(Updated, 5:45 p.m.)
At 10:49 a.m. today, a lawsuit was filed in federal court against the town of East Haven and police alleging that officers "engaged in a campaign of racial profiling against Latino men and women, singling them out for harassment and worse."
At a 2 p.m. press conference held on the New Haven Green, across from U.S. District Court where the suit was filed, lead attorney David Rosen said he is asking for unspecified punitive damages as well as for "injunctive relief" from alleged cop mistreatment of Latinos.
Town Attorney Patty Cofrancesco will handle the case.
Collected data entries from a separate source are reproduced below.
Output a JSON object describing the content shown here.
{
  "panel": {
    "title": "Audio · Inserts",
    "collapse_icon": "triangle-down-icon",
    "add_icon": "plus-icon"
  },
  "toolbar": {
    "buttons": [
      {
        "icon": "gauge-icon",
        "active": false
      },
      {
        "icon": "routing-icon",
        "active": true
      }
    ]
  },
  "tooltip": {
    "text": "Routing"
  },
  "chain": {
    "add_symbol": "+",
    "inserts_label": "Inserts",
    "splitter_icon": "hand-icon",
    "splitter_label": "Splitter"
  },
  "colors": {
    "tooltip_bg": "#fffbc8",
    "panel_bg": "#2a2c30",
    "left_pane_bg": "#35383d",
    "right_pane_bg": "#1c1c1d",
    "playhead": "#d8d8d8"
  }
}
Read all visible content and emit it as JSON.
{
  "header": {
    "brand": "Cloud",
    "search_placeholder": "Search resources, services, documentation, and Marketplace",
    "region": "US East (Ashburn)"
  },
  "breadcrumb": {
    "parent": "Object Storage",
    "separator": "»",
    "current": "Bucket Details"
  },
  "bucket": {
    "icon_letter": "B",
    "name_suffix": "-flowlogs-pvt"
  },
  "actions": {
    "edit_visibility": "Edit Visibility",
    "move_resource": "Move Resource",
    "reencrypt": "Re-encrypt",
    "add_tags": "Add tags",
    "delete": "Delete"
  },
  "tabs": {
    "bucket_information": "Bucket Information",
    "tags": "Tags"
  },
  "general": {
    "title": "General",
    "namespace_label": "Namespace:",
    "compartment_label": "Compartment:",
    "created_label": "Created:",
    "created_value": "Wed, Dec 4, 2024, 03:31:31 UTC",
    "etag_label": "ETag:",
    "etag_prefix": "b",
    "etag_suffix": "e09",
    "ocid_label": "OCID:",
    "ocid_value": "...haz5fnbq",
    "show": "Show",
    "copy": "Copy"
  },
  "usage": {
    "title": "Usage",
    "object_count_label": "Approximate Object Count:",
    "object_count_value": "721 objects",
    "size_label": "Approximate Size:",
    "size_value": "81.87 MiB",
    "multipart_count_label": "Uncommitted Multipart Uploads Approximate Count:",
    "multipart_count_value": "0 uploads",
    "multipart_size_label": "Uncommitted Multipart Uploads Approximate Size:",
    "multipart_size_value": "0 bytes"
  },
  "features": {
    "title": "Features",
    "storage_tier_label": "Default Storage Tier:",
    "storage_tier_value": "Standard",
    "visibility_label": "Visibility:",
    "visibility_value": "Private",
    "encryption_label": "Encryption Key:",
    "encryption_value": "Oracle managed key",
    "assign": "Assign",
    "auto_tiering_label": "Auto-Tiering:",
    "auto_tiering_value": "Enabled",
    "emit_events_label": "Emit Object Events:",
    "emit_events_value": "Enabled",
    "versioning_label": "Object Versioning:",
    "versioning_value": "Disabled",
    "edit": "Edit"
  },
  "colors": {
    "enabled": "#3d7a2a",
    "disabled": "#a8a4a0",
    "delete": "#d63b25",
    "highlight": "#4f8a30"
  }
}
A message left for her this afternoon was not immediately returned.
This suit comes on the heels of a civil court judgment handed down last week awarding the On April 14, 1997, East Haven cop Robert Flodquist shot Jones to death after a high-speed pursuit from East Haven into New Haven. The complaint alleges that Jones was targeted because he was black. Attorney Hugh Keefe, representing the East Haven Police Department, said he will appeal the decision.
Meanwhile, the Department of Justice is investigating the police department for racial profiling, harassment of Latinos and other civil-rights violations. The feds issued a preliminary report to the town last spring, where it noted that the department lacks policies on the use of deadly force, a review process for police conduct and sufficient training as well as a host of other weaknesses.
Tuesday's lawsuit names 10 defendants: Chief Lenny Gallo, who's on administrative leave pending the DOJ's findings, and police officers Dennis Spaulding, David Cari, Jason Zullo, Vincent Ferrara, David Olson, Frank Montagna, Edward Lennon, Michael Sorbo and Cheryl Conyers.
Plaintiffs include East Haven residents Marcia Chacon and Wilfrido Matute, co-owners of My Country Store, Segundo Aguayza, Jose Luis Albarracin, Welington Salinas, John Espinosa, Guido Xavier Criollo, Edgar Torres and Yadanny Garcia. Also filing is Father James Manship of New Haven, whom East Haven cops arrested on Feb. 19. 2009, at My Country Store, while he responded to a police raid there. (Read the New Haven Independent's comprehensive and exclusive coverage of the event.)
Plaintiffs allege that they were verbally and at times physically abused by officers. They say they were Tasered, illegally arrested and systematically intimidated. They claim police raided their businesses and homes and disproportionately stopped Latinos to check licenses and registrations.
Yale law students who worked on the case reported finding that 60 percent of the 376 traffic tickets issued on Route 80 and Main Street from June 1, 2008, to Feb. 28, 2009, were issued to Latinos, while they constitute just 6 percent of the town's population.
Shop owner Marcia Chacon was the sole East Haven plaintiff to speak at Tuesday's press conference. She read aloud her statement in Spanish, while Yale law student Dermot Lynch repeated her words in English.
She detailed her interactions with East Haven cops from 2008 forward. Chacon and her husband opened My Country Store on Main Street in 1999. She told the press that her shop was successful. That she worked hard to build the business.
"But all this changed in 2008," she said.
Chacon said that's when police began to park behind her store waiting for her customers to leave. She claimed that police would write down shoppers' license plate numbers. Though she said her husband told police this activity was driving away customers, one officer said "he wanted Latinos to leave East Haven."
Chacon said her customers got scared to come to her shop causing sales to drop significantly. "We could not even pay our mortgages and utility bills," she said.
Before the press conference, attorney Rosen said while the lawsuit waits for trial, which can take years, he hopes to talk to town officials about making changes so Latinos and others will feel safer.
"We would be happy to sit down with the people of East Haven to help solve the problems with the department that have created a pattern of abuses," he said. Asked when he'd like to start the talks, Rosen said, "Tomorrow."
Rosen said the case could be settled out of court, but it's not just about money.
"It's possible to have a resolution that involves judicial oversight (without a trial). We would be very pleased to settle by consent of the town and plaintiffs," he said. "We think court supervision is in all probability necessary."
At the tail end of the press event, Rosen was asked if this lawsuit is reflective of the East Haven community as a whole or just the police.
"It isn't the community. It's a lack of leadership in the police department," the civil rights lawyer said. He said he used to live adjacent to East Haven and played ball there as a kid. "It's not a few bad eggs (on the force). It's a structural problem."
Rosen said Latinos are still afraid, even with the ongoing federal probe which has put the issue on a national stage. "That's a problem that goes beyond Chief Gallo, he said.
Plaintiffs have been instructed not to make public comments about the case.